7 comments

  1. 🙂 What makes Yockey interesting, IMO, is not his Fascism, which I agree is on par with Jean Paul Sartre’s Maoism or George Bernard Shaw’s Stalinism, but his argument that American plutocratic capitalism was ultimately a greater threat to the West than Communism, which has turned out to be true, and his view that Russia was the future of the West, which may also turn out to be true. Also, I generally agree with his support for Third World nationalism against Western imperialism, which is a mirror image of Chomsky’s, though from the opposite end of the ideological spectrum.

  2. Yockey was the first and only man to really endorse what could be described as national bolshevism in America. The only guy I’m aware of that keeps his legacy alive is Maury Knutson.

  3. I agree that Yockey is interesting, but I don’t see him as an appropriate figure for commemoration by anarchists or libertarians. Each to their own, but personally I would not participate in a political memorial for someone with Yockey’s beliefs.

  4. “Each to their own, but personally I would not participate in a political memorial for someone with Yockey’s beliefs.”

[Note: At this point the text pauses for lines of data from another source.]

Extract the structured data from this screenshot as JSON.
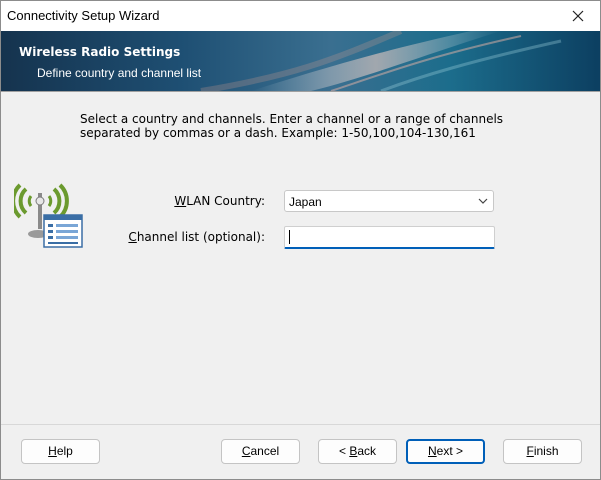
{
  "window": {
    "title": "Connectivity Setup Wizard"
  },
  "banner": {
    "title": "Wireless Radio Settings",
    "subtitle": "Define country and channel list"
  },
  "instructions": {
    "line1": "Select a country and channels. Enter a channel or a range of channels",
    "line2": "separated by commas or a dash. Example: 1-50,100,104-130,161"
  },
  "form": {
    "wlan_country": {
      "label_mnemonic": "W",
      "label_rest": "LAN Country:",
      "value": "Japan"
    },
    "channel_list": {
      "label_mnemonic": "C",
      "label_rest": "hannel list (optional):",
      "value": ""
    }
  },
  "buttons": {
    "help": {
      "mnemonic": "H",
      "rest": "elp"
    },
    "cancel": {
      "mnemonic": "C",
      "rest": "ancel"
    },
    "back": {
      "prefix": "< ",
      "mnemonic": "B",
      "rest": "ack"
    },
    "next": {
      "mnemonic": "N",
      "rest": "ext >"
    },
    "finish": {
      "mnemonic": "F",
      "rest": "inish"
    }
  },
  "icons": {
    "close": "close-icon",
    "wireless": "wireless-radio-icon",
    "dropdown": "chevron-down-icon"
  },
  "colors": {
    "accent": "#005fb8",
    "banner_dark": "#15334e",
    "banner_teal": "#1c6d8c",
    "wifi_green": "#6b9a2e"
  }
}
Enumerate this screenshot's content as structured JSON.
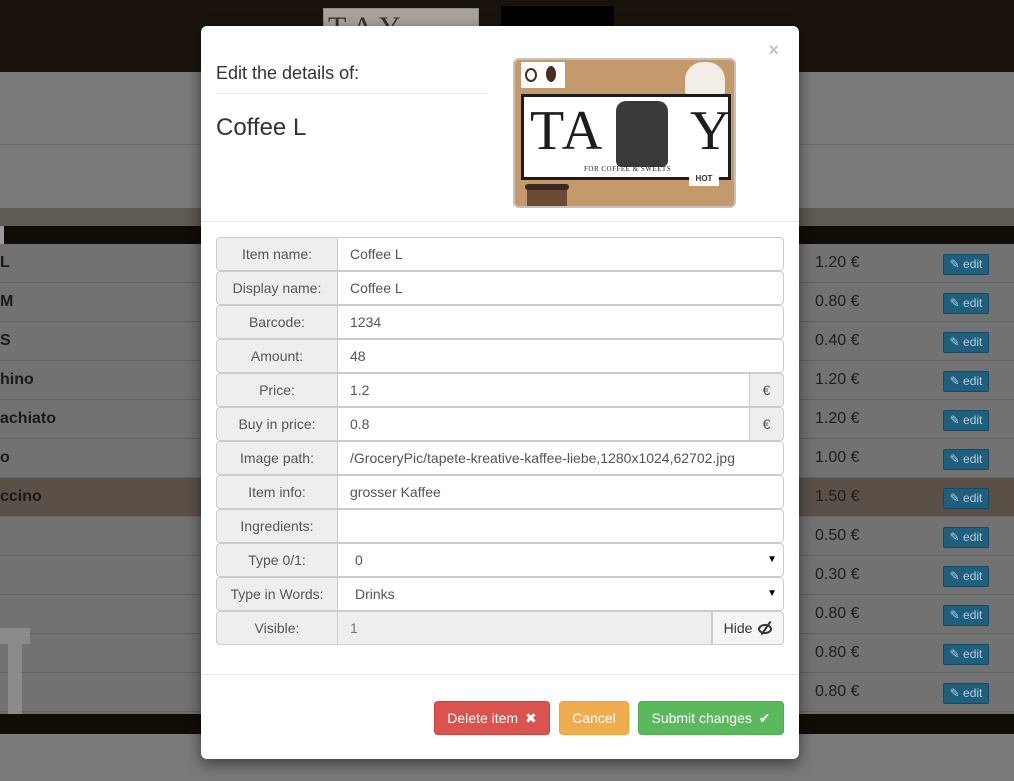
{
  "background": {
    "rows": [
      {
        "name": "L",
        "price": "1.20 €",
        "edit": "edit",
        "highlighted": false
      },
      {
        "name": "M",
        "price": "0.80 €",
        "edit": "edit",
        "highlighted": false
      },
      {
        "name": "S",
        "price": "0.40 €",
        "edit": "edit",
        "highlighted": false
      },
      {
        "name": "hino",
        "price": "1.20 €",
        "edit": "edit",
        "highlighted": false
      },
      {
        "name": "achiato",
        "price": "1.20 €",
        "edit": "edit",
        "highlighted": false
      },
      {
        "name": "o",
        "price": "1.00 €",
        "edit": "edit",
        "highlighted": false
      },
      {
        "name": "ccino",
        "price": "1.50 €",
        "edit": "edit",
        "highlighted": true
      },
      {
        "name": "",
        "price": "0.50 €",
        "edit": "edit",
        "highlighted": false
      },
      {
        "name": "",
        "price": "0.30 €",
        "edit": "edit",
        "highlighted": false
      },
      {
        "name": "",
        "price": "0.80 €",
        "edit": "edit",
        "highlighted": false
      },
      {
        "name": "",
        "price": "0.80 €",
        "edit": "edit",
        "highlighted": false
      },
      {
        "name": "",
        "price": "0.80 €",
        "edit": "edit",
        "highlighted": false
      }
    ]
  },
  "modal": {
    "close": "×",
    "header_label": "Edit the details of:",
    "title": "Coffee L",
    "logo": {
      "main_text": "TA",
      "y_letter": "Y",
      "subtitle": "FOR COFFEE & SWEETS",
      "hot_label": "HOT"
    },
    "fields": {
      "item_name": {
        "label": "Item name:",
        "value": "Coffee L"
      },
      "display_name": {
        "label": "Display name:",
        "value": "Coffee L"
      },
      "barcode": {
        "label": "Barcode:",
        "value": "1234"
      },
      "amount": {
        "label": "Amount:",
        "value": "48"
      },
      "price": {
        "label": "Price:",
        "value": "1.2",
        "unit": "€"
      },
      "buy_in_price": {
        "label": "Buy in price:",
        "value": "0.8",
        "unit": "€"
      },
      "image_path": {
        "label": "Image path:",
        "value": "/GroceryPic/tapete-kreative-kaffee-liebe,1280x1024,62702.jpg"
      },
      "item_info": {
        "label": "Item info:",
        "value": "grosser Kaffee"
      },
      "ingredients": {
        "label": "Ingredients:",
        "value": ""
      },
      "type_01": {
        "label": "Type 0/1:",
        "value": "0"
      },
      "type_words": {
        "label": "Type in Words:",
        "value": "Drinks"
      },
      "visible": {
        "label": "Visible:",
        "value": "1",
        "button": "Hide"
      }
    },
    "footer": {
      "delete": "Delete item",
      "delete_icon": "✖",
      "cancel": "Cancel",
      "submit": "Submit changes",
      "submit_icon": "✔"
    }
  },
  "colors": {
    "danger": "#d9534f",
    "warning": "#f0ad4e",
    "success": "#5cb85c",
    "edit_button": "#1e5f7d"
  }
}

    I wouldn’t either. I just thought the video of the commemoration was interesting.

    “Yockey was the first and only man to really endorse what could be described as national bolshevism in America. The only guy I’m aware of that keeps his legacy alive is Maury Knutson.”

    Maury’s blog is one of the more interesting anti-system blogs at present. N-Bs are far too state friendly for my tastes, but I prefer to approach ideas and thinkers objectively, take what I can use, and forget the rest.

  5. I haven’t been able to get through the whole thing yet myself. It’s a poor quality recording and a bit frustrating to sit through all the way.

    I’d definitely recommend trying to check out the Gottfried video from the PFS conference. It’s a bit shorter and it contains some really valuable insights about the nature of our public intellectual class. Gottfried is probably the best critic of Cultural Marxism out there. Fuse Gottfried on Cultural Marxism with Szasz on the therapeutic state, Carson on plutocracy, and Chomsky on foreign policy, and you’ve got a pretty good idea of how the system actually works.